It’s important to recognize how these early efforts changed the national conversation. “We had all these other diseases that marijuana helps with,” Paul Scott observed. “But it wasn’t until the visual effect of young white men dying in hospitals with AIDS that it shook the conscience of America and began to change the law.” In other words, the compassion shown to AIDS patients – many of them gay men – put a human face on the cannabis issue that the public simply could not ignore. What had been a fringe cause was now a moral cause. The groundwork laid by Peron, Brownie Mary and their cohort not only resulted in Prop 215’s passage, but also set an example: soon after California’s landmark law, other states began enacting medical cannabis programs of their own . The first domino had fallen, largely thanks to a coalition of queer activists and patients who stood up for the right to heal.

Changing Laws Through Openly LGBTQ+ Leadership

As cannabis reform expanded from medical to broader legalization in the 21st century, openly LGBTQ+ leaders have continued to play pivotal roles as legislators, policymakers, and government officials championing change. These individuals carried the torch from street activism into the political mainstream, often drawing explicit parallels between the struggles for LGBTQ equality and for sane marijuana laws.

One early pioneer in elected office was Congressman Barney Frank of Massachusetts. Frank came out as gay in the 1980s – the first member of Congress to do so voluntarily – and was for decades one of Capitol Hill’s boldest voices for drug reform. Remarkably, Frank had advocated for marijuana decriminalization since the early 1970s (first as a state legislator) and in 1978 he introduced one of Congress’s first bills to remove federal penalties for personal cannabis use. Though such bills languished at the time, Frank persisted. He often noted the similarities between the fight for same-sex marriage and marijuana legalization, arguing that both were battles against ignorance and prejudice. Just as gay marriage opponents falsely claimed societal harm, cannabis prohibitionists spread fear – and in both cases, Frank said, “reality beat the prejudice” once people saw with their own eyes that the feared harms never materialized. 

As he predicted, state-by-state breakthroughs in policy (medical marijuana laws in the 1990s, early gay marriage laws in the 2000s) proved the sky didn’t fall, accelerating public acceptance. Barney Frank’s dual legacy – championing LGBTQ rights and drug policy reform – exemplifies how intertwined the movements have been. By the time he retired in 2013, Frank had helped pave the way for major shifts, including the end of federal bans on medical cannabis interference (through budget amendments) and greater bipartisan support for legalization.
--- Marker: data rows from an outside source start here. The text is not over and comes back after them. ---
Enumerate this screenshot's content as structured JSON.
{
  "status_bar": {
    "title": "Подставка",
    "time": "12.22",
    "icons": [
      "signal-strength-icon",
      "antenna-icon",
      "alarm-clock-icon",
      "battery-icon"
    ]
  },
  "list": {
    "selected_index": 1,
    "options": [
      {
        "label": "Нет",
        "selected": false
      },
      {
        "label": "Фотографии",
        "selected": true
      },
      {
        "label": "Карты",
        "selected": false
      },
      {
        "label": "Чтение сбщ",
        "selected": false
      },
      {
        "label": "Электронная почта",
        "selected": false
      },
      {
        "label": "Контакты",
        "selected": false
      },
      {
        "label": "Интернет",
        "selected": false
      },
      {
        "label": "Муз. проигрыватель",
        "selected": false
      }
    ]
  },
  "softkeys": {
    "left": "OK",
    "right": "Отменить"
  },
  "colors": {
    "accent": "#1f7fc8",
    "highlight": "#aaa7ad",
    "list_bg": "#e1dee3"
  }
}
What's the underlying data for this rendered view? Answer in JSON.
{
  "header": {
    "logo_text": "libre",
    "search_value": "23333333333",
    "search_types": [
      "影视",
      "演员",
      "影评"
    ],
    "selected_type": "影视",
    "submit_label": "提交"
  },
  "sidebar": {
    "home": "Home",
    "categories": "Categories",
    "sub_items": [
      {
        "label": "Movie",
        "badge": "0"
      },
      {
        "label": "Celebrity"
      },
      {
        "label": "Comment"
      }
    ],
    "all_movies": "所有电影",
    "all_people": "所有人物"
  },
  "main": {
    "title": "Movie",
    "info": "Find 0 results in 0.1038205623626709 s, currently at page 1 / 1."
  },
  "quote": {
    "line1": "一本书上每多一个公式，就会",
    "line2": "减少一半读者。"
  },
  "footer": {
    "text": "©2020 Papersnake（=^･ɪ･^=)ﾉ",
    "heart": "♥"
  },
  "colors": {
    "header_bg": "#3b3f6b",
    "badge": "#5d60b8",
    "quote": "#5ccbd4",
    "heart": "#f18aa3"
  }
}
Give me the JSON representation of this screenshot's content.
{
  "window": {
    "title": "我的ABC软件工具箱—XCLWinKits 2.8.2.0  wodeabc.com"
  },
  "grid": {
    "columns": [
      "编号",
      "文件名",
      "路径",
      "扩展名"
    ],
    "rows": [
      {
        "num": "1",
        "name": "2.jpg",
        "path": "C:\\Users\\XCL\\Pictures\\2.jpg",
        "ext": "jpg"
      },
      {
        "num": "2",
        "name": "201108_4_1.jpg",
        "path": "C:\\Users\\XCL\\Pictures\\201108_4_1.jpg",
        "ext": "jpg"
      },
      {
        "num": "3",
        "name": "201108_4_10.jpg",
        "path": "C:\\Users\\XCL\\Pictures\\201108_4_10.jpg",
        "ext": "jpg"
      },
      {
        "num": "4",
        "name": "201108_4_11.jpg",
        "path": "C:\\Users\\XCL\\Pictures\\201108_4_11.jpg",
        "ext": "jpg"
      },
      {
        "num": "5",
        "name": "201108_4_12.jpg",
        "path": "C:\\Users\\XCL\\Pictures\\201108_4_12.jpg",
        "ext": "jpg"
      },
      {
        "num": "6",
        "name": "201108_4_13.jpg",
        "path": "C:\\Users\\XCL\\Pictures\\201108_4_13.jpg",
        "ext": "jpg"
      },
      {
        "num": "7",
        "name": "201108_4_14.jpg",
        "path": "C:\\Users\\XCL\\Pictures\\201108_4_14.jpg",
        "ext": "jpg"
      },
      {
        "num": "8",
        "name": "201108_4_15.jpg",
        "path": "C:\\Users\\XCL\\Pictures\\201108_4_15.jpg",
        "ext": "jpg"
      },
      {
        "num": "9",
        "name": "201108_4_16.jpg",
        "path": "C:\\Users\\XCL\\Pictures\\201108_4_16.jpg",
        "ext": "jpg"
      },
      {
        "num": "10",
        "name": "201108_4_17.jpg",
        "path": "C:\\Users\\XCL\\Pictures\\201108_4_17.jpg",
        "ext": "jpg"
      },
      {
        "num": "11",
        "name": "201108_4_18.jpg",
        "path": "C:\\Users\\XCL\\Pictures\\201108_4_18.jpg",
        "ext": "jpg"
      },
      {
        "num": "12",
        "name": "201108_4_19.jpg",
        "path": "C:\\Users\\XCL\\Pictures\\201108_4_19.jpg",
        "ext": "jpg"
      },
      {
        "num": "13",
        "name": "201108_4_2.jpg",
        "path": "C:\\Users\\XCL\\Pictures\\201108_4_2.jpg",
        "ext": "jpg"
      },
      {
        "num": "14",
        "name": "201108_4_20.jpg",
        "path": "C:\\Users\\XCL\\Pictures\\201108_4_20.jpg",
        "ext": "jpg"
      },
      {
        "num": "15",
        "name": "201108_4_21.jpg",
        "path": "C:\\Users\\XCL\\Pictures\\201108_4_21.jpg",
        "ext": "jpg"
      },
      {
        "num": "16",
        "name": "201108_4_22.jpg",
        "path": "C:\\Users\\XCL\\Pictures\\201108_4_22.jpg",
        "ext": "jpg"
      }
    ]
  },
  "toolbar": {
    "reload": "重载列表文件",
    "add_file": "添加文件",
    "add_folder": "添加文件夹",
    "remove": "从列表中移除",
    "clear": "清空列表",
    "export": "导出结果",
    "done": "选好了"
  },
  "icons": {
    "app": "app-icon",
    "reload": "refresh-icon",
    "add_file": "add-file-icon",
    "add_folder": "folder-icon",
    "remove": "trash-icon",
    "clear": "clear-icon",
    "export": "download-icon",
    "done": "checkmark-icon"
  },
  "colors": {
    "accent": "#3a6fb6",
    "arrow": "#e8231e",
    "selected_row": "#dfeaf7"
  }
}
At the state level, openly LGBTQ lawmakers have authored and sponsored some of the most significant cannabis legislation in recent years. For example, in Illinois, State Rep. Kelly Cassidy – an out lesbian lawmaker – was the chief sponsor of the 2019 bill that made Illinois the first state to legalize adult-use cannabis via the legislature (rather than by voter initiative). Cassidy’s leadership was instrumental in crafting Illinois’ law with strong social equity provisions, a model that other states have looked to. In her own words, this achievement is one of her proudest, not only expanding personal freedom but also addressing past injustices by expunging thousands of cannabis convictions. Cassidy is part of a wave of LGBTQ public servants who see cannabis reform as a matter of justice, health, and community wellness – values long core to queer activism.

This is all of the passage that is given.